Un bilan très positif, mais des progrès sont encore à faire. Voilà, en résumé, la teneur du bilan de la loi relative à la protection de l’accès aux œuvres culturelles (dite « anti-piratage »), adoptée en 2021 et entrée en vigueur le 1er janvier 2022.
Au lendemain de la publication d’un bilan chiffré par l’ARCOM, le 25 octobre 2022, la commission de la culture du Sénat a organisé une table ronde centrée sur le streaming sportif, réunissant des représentants de chaînes sportives, des télécoms et de la Ligue de football professionnel (LFP).

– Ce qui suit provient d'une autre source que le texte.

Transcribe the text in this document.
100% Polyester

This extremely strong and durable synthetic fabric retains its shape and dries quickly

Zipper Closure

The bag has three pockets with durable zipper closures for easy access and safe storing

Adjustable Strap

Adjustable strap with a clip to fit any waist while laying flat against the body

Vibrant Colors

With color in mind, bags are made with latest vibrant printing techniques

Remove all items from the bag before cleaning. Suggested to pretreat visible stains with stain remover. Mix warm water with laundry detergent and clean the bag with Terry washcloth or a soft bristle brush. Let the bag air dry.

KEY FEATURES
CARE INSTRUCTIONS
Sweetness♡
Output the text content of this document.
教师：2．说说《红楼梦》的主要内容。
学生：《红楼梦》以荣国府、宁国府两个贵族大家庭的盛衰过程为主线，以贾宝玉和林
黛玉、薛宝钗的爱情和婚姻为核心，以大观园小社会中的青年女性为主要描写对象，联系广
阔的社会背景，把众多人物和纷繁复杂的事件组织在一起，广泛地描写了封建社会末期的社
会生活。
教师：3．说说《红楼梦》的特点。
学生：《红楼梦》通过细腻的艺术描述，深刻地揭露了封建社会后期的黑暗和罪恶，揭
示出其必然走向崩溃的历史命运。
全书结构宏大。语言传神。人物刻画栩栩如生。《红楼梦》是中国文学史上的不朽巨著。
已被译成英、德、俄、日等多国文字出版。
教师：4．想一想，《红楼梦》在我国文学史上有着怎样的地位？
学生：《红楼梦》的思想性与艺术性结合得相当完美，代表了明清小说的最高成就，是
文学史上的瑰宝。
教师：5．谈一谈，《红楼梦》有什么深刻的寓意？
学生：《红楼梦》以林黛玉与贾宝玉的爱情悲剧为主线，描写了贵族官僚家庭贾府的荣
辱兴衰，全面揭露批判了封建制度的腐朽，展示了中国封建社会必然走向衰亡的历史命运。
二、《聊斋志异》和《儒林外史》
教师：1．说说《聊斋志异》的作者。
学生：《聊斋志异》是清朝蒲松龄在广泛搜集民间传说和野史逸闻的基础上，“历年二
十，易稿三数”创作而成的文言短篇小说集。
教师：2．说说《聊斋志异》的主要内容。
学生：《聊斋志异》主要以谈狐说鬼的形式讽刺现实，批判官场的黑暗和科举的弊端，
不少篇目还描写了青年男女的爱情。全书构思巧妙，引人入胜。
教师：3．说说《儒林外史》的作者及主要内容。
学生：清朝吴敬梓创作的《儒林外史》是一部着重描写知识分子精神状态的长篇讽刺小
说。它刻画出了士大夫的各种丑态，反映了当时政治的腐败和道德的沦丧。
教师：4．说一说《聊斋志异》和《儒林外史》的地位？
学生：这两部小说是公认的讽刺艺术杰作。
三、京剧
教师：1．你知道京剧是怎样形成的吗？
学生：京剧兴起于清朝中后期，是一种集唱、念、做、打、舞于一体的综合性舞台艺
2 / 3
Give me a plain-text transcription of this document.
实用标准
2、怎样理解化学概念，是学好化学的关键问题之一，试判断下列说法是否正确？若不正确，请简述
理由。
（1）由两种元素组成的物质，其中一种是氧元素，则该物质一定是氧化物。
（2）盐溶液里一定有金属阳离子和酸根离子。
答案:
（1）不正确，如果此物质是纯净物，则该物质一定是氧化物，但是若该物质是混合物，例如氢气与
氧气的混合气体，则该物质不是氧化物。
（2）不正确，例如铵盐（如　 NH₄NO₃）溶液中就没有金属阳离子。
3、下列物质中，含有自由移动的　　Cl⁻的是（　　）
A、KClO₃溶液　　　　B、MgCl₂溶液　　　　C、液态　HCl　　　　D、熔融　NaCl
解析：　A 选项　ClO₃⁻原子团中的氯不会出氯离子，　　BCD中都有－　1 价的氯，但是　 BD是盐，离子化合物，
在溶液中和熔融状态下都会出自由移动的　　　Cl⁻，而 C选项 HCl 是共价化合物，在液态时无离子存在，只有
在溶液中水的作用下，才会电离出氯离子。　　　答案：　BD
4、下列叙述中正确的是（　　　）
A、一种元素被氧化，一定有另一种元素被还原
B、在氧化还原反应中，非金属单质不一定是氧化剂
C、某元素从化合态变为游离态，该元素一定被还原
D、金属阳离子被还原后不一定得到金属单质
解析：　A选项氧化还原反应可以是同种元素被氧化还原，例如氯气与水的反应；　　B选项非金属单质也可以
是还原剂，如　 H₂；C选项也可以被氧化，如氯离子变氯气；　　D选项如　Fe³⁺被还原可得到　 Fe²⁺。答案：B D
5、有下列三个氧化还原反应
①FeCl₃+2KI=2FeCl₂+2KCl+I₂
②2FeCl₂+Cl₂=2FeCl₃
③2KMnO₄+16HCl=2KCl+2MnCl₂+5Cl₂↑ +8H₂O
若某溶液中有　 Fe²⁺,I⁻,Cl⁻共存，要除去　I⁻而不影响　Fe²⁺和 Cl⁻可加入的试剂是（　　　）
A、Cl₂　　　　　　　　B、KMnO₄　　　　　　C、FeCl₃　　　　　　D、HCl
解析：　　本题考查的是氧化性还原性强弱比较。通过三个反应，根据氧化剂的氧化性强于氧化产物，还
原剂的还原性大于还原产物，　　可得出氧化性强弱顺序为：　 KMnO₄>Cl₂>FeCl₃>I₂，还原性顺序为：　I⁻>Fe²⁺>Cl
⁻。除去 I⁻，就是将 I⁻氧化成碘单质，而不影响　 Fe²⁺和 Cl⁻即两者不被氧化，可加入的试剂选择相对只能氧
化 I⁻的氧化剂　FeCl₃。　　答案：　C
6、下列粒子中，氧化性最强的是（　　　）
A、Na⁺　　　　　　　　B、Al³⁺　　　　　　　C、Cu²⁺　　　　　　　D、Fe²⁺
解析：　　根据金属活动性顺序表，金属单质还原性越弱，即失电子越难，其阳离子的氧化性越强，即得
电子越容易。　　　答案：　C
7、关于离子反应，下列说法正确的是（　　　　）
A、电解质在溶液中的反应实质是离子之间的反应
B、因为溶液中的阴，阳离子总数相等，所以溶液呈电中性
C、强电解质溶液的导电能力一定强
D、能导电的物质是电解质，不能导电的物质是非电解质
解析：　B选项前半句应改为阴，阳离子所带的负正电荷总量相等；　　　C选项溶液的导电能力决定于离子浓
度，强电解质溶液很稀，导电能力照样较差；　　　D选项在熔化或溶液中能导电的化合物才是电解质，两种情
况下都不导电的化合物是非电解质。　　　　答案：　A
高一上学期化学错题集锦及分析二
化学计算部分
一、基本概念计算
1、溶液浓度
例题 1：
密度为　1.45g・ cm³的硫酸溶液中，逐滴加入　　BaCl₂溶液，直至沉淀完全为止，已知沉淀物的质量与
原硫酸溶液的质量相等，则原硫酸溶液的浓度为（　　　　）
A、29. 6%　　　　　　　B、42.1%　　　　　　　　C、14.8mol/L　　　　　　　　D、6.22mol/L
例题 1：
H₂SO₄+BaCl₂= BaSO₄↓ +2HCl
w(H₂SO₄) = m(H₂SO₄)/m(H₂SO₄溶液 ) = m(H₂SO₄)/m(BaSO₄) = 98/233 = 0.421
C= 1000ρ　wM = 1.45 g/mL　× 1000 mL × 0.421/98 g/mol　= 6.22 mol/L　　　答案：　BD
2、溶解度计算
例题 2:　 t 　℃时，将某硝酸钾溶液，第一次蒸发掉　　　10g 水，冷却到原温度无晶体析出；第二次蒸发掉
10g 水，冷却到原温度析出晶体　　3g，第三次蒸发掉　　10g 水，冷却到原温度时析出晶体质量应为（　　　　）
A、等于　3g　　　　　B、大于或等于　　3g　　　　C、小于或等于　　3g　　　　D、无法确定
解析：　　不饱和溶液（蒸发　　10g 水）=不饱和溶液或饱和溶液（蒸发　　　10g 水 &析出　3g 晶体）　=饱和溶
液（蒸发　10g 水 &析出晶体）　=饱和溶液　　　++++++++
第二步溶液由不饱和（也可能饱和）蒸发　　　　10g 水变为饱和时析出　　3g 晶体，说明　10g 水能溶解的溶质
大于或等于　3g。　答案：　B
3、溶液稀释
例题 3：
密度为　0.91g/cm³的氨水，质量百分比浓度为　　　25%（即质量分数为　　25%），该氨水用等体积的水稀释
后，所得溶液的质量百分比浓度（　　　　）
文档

« Tout le monde est concerné […] le piratage, ce sont des milliards d’euros qui échappent à tout contrôle », a rappelé Mathieu Ficot, directeur général adjoint de la LFP.
Le blocage dynamique auprès des FAI, obtenu pour la durée d’une compétition et s’étendant automatiquement à tout nouveau site la diffusant illégalement, a prouvé son efficacité : l’ARCOM peut se targuer de 800 sites bloqués, et d’une baisse du piratage sportif de 47 % entre 2021 et 2022.
De quoi satisfaire les diffuseurs et les ayants-droits, d’autant que « près de 15 % des utilisateurs qui font face à un blocage d’un site pirate se tournent vers l’offre légale », selon Denis Rapone, membre du collège de l’ARCOM (et ultime président de la HADOPI avant sa fusion avec le CSA dans cette nouvelle autorité).
Pour autant, les diffuseurs ont souligné que, si cette méthode était efficace, elle poussait de nombreux internautes vers des techniques de piratage plus élaborées, par exemple le recours à un VPN (ou, plus artisanal, à des diffusions en direct sur des réseaux sociaux) pour contourner le blocage DNS, ou à la souscription d’abonnement IPTV illégaux, donnant accès, pour quelques euros et en toute illégalité, à une myriade de chaînes sportives.
Le président de Canal+, Maxime Saada, témoigne ainsi que « 9 % des internautes utilisent l’IPTV », et que certains fournisseurs ont vu leur nombre d’abonnements quadrupler depuis l’entrée en vigueur de la loi anti-piratage, « passant de 50.000 à 200.000 utilisateurs en quelques mois ».
Pour faire face à ces contournements, la secrétaire générale adjointe de beIN media group, Caroline Guenneteau, a plaidé pour un « blocage IP » à la place d’un blocage DNS. Il permettrait de bloquer les sites pirates « à la source », et empêche tout contournement par un VPN. Il est utilisé avec succès au Royaume-Uni, en l’Italie, et au Portugal.
Du coté des opérateurs télécoms (historiquement très réticents à mettre en place le blocage DNS), le ton est bien évidemment différent. Les FAI réclament un partage des frais pour lutter contre le piratage et assurer l’automatisation du blocage des pages.
Le système actuel est « précaire », et doit être « industrialisé », selon Liza Belullo, présidente de la Fédération française des télécoms (FFT). Elle s’est par ailleurs montrée très sceptique sur l’utilisation du blocage IP, qu’elle juge potentiellement responsable de « surblocage », en l’occurrence du blocage d’un site légal.
Elle a ajouté que les FAI avaient pour mission de « fluidifier » l’accès à Internet, et pas « le bloquer », une position assez attendue, qui rappelle le manque criant d’envie des opérateurs télécoms à soutenir la lutte contre le piratage si la loi ne les y oblige pas. Et Liza Belullo ne mentionne bien entendu pas que le principal frein au blocage IP est bien son coût pour les opérateurs.